GARDNER, Benjamin Franklin. Black. Caldwell, Idaho: Caxton, 1933. Small octavo (5-1/2 by 7-3/4 inches), original black cloth. $200.

First edition of Gardner's critically praised first and only book of poetry—"the secret of these rhythmic liberties is… infectious" (New York Times), in original cloth.
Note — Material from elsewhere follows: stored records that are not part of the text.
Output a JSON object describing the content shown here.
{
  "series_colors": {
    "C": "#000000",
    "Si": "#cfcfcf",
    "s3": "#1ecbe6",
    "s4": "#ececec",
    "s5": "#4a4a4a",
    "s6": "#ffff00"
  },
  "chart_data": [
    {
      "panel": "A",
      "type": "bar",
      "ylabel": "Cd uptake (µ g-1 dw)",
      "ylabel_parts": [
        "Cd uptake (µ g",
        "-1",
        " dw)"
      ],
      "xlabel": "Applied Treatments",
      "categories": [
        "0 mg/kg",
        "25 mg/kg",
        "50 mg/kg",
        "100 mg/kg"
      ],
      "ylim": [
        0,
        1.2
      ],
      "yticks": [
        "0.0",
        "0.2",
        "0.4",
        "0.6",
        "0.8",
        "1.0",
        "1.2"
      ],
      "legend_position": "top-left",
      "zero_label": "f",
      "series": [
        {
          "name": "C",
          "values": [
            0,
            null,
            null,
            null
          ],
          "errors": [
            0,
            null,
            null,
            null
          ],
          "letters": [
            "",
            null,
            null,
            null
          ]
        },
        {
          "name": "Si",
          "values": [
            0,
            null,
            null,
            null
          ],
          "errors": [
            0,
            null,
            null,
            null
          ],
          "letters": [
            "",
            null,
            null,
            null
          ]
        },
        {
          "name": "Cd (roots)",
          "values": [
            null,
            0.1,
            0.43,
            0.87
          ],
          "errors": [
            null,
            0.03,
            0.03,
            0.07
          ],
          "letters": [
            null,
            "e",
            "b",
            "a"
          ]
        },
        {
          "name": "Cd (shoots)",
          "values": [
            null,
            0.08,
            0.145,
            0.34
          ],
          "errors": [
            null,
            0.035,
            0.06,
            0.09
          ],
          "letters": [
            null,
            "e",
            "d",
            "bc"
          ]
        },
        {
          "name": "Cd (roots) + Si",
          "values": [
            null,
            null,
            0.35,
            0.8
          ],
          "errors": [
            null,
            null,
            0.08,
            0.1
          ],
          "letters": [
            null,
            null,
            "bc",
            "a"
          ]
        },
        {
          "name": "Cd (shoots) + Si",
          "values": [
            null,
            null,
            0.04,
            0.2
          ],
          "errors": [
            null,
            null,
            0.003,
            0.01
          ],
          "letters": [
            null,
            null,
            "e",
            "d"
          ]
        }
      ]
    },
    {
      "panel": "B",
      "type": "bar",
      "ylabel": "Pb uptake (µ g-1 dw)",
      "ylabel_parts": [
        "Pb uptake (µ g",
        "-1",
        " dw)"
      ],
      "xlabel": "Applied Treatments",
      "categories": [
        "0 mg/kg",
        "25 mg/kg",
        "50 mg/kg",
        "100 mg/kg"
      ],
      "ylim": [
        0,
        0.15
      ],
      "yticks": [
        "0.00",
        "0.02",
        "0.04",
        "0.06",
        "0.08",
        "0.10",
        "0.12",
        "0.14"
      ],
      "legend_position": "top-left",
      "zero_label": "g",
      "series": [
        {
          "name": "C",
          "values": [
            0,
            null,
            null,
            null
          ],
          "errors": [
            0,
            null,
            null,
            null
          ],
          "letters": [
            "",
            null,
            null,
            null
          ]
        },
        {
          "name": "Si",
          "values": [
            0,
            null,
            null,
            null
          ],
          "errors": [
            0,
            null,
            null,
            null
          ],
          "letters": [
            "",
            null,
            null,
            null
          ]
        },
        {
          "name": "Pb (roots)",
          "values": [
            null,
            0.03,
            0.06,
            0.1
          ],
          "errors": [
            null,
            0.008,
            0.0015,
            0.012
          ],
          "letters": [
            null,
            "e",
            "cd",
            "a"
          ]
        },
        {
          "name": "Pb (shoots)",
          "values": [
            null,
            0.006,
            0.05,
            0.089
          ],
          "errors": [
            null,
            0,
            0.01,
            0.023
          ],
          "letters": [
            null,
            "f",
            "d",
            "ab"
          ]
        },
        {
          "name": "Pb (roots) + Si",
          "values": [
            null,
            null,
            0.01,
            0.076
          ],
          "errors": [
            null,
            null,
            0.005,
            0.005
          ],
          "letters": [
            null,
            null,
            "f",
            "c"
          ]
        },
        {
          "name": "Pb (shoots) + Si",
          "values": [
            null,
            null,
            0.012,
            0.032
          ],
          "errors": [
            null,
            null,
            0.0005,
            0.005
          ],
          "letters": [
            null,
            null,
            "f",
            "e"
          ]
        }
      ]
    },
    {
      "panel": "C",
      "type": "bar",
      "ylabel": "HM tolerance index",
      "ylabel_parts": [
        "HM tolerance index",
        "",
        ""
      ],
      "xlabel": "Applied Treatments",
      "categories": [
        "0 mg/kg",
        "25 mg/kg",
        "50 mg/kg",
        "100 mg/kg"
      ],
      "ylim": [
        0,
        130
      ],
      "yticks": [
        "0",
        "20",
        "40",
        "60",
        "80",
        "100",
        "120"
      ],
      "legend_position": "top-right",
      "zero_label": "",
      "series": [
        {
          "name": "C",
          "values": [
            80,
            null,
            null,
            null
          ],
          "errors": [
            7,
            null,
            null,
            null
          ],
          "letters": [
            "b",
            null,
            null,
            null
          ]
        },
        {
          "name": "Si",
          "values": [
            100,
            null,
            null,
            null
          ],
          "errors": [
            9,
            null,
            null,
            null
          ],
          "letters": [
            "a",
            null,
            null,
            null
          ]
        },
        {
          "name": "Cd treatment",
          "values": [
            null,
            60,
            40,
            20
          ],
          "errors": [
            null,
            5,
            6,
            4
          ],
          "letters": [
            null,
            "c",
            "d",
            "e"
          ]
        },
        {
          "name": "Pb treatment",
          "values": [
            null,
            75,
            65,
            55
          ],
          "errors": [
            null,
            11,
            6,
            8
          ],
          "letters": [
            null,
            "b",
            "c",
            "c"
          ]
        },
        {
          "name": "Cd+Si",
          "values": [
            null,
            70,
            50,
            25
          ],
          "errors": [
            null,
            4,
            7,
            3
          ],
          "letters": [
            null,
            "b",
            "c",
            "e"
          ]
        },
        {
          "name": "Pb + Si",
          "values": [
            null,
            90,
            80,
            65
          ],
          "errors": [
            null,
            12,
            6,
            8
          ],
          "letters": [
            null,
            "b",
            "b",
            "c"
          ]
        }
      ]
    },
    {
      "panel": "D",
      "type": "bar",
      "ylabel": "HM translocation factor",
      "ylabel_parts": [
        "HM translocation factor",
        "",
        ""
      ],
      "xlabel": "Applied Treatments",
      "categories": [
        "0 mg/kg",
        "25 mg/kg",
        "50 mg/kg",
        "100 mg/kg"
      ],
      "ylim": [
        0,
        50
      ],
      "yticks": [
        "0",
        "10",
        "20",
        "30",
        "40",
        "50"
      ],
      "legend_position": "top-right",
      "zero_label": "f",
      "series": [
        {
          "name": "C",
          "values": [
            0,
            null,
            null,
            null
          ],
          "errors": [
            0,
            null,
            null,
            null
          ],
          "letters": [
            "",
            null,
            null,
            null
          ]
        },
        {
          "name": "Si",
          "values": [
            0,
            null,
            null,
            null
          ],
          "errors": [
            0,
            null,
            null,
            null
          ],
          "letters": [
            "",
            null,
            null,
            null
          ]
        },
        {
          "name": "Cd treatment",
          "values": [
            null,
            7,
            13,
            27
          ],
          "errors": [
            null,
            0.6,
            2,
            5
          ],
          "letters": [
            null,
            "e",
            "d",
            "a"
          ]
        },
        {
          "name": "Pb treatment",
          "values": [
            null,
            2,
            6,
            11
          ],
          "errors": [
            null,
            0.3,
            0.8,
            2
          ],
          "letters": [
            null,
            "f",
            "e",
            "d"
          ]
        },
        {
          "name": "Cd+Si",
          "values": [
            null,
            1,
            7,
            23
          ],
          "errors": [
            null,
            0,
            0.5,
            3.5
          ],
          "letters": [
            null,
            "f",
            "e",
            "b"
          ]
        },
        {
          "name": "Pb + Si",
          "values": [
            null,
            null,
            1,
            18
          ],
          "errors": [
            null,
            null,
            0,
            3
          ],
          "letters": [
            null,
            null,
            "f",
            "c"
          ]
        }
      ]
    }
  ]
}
Gardner, the son of enslaved parents, traveled widely across America and worked as a Pullman porter while crafting the 60 poems in Black. In poems such as "Courage," he attacks the brutality of racism, and in the couplets of "Plea," he challenges the "cruel bars of segregation." In "Ebony Beauty," Gardner writes of African American women whose beauty recalls "queens that ruled along the Nile," and in "Lord, I'm Coming," evokes the inspiration of African American spirituals. On publication of Black in 1933, the New York Times praised Gardner for his "sureness of ear… The secret of these rhythmic liberties is… infectious." One of America's first western black poets, along with William Lightfoot Visscher and John Mason Brewer, Franklin worked as a porter on the Union Pacific at the time of publication, travelling between his home in Ogden, Utah and Cheyenne, Wyoming (Literary History of the American West, 199n). Without scarce dust jacket. Blockson 4873. Bookplate.

Mild rubbing to spine lettering. A handsome about-fine copy.